Nous nous sommes organisés à travers les réseaux sociaux. Nous avons créé de nombreux groupes sur Whatsapp afin de mieux nous coordonner. Sans les réseaux sociaux, cela se serait terminé en quelques heures. Les réseaux sociaux ne sont pas importants, ils sont tout ! Et du fait que nos médias n'ont rien montré, il s'est avéré que cette révolte était avant tout un mouvement de la jeunesse.

Et d'argumenter :

Par exemple, mes parents, qui sont très protecteurs, ne m'ont pas appelé pendant deux jours alors qu'au même moment la ville de Izmir était littéralement en train de brûler et que j'étais au premier rang des gaz lacrymogènes.

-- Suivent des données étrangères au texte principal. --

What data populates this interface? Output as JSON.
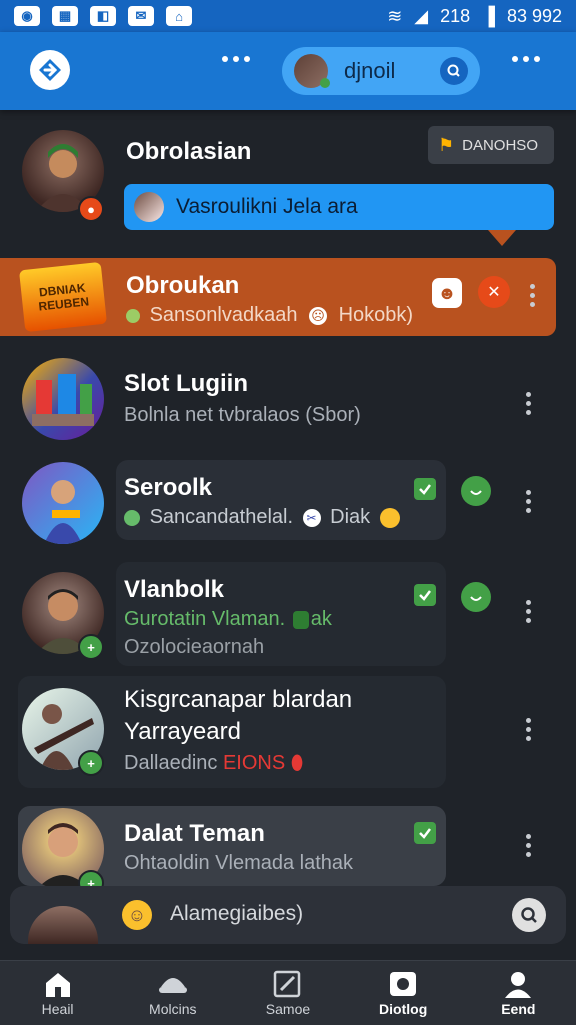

Pour Cezmi, les expressions historiques "Printemps Arabe" et "Occupy Wall Street" n'ont pas lieu d'être : "Ça n'a rien à voir. C'est un mouvement important pour ma génération parce que nous sommes les enfants du coup d'État militaire de 1980 [du 12 septembre 1980, ndlr]. Nos parents ont essayé de nous rendre apolitiques parce qu'eux sont passés par la torture ou ont connu des personnes qui ont été tuées ou torturées. Heureusement, notre génération finit dans la rue".

Il conclut :

A la différence du Printemps Arabe, nous ne voulons pas changer le gouvernement ou de type de gouvernement. Nous essayons de faire que les gens se soulèvent pour protéger leurs droits.